Mike Freer said: “From my experience of being married to a teacher, I have long thought that the inner, outer and fringe supplements are outdated, and believe that pay should reflect the cost of living for the area, rather than being determined by arbitrary boundaries.
“This approach appears to me to be a common sense one that better reflects the cost of living in London.”
Tulip Siddiq, Hampstead and Kilburn’s MP, said the “need” to ensure equal pay in the NHS was “urgent” following health workers “heroic” role through the pandemic.
Labour leader Keir Starmer, MP for Holborn and St Pancras, called for “a proper solution for recruitment and retention of NHS staff, including the pay talks that NHS workers deserve” but stopped short of backing calls for the disparity between inner and outer to be ended.

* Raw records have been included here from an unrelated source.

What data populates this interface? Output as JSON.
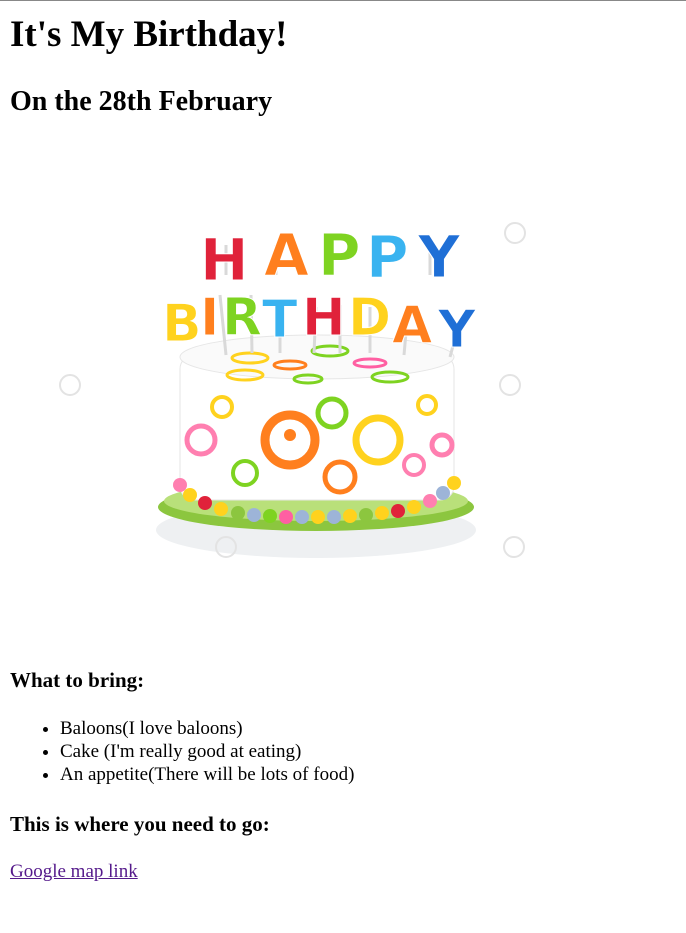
{
  "page": {
    "title": "It's My Birthday!",
    "date_heading": "On the 28th February"
  },
  "image": {
    "subject": "happy-birthday-cake",
    "candle_letters_row1": "HAPPY",
    "candle_letters_row2": "BIRTHDAY"
  },
  "bring": {
    "heading": "What to bring:",
    "items": [
      "Baloons(I love baloons)",
      "Cake (I'm really good at eating)",
      "An appetite(There will be lots of food)"
    ]
  },
  "location": {
    "heading": "This is where you need to go:",
    "link_text": "Google map link"
  },
  "colors": {
    "link_visited": "#551a8b",
    "letter_red": "#e0223a",
    "letter_orange": "#ff7f1e",
    "letter_green": "#7ed321",
    "letter_cyan": "#39b3f0",
    "letter_blue": "#1f6fd6",
    "letter_yellow": "#ffd21e"
  }
}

A Department of Health and Social Care spokesperson said: “The high cost area supplements (HCAS) within the NHS Agenda for Change contract are designed to recognise the additional costs of living in London, and those living in outer London still receive an additional supplement on top of their salary. Employers are also free to offer local recruit and retention payments.
“We are incredibly grateful for our NHS and care staff’s hard work and dedication during the pandemic and we will continue to ensure all staff are rewarded fairly.”
An NHS Employers spokesperson said: “There are long-standing arrangements, as in most sectors, for additional payments to NHS employees working within London.
“Any move to alter these arrangements would need to be discussed with our Pay Review Bodies and agreed with our trade unions, with any increase to any pay rates requiring additional investment from HM Treasury, so as not to disadvantage employees elsewhere in the English NHS.”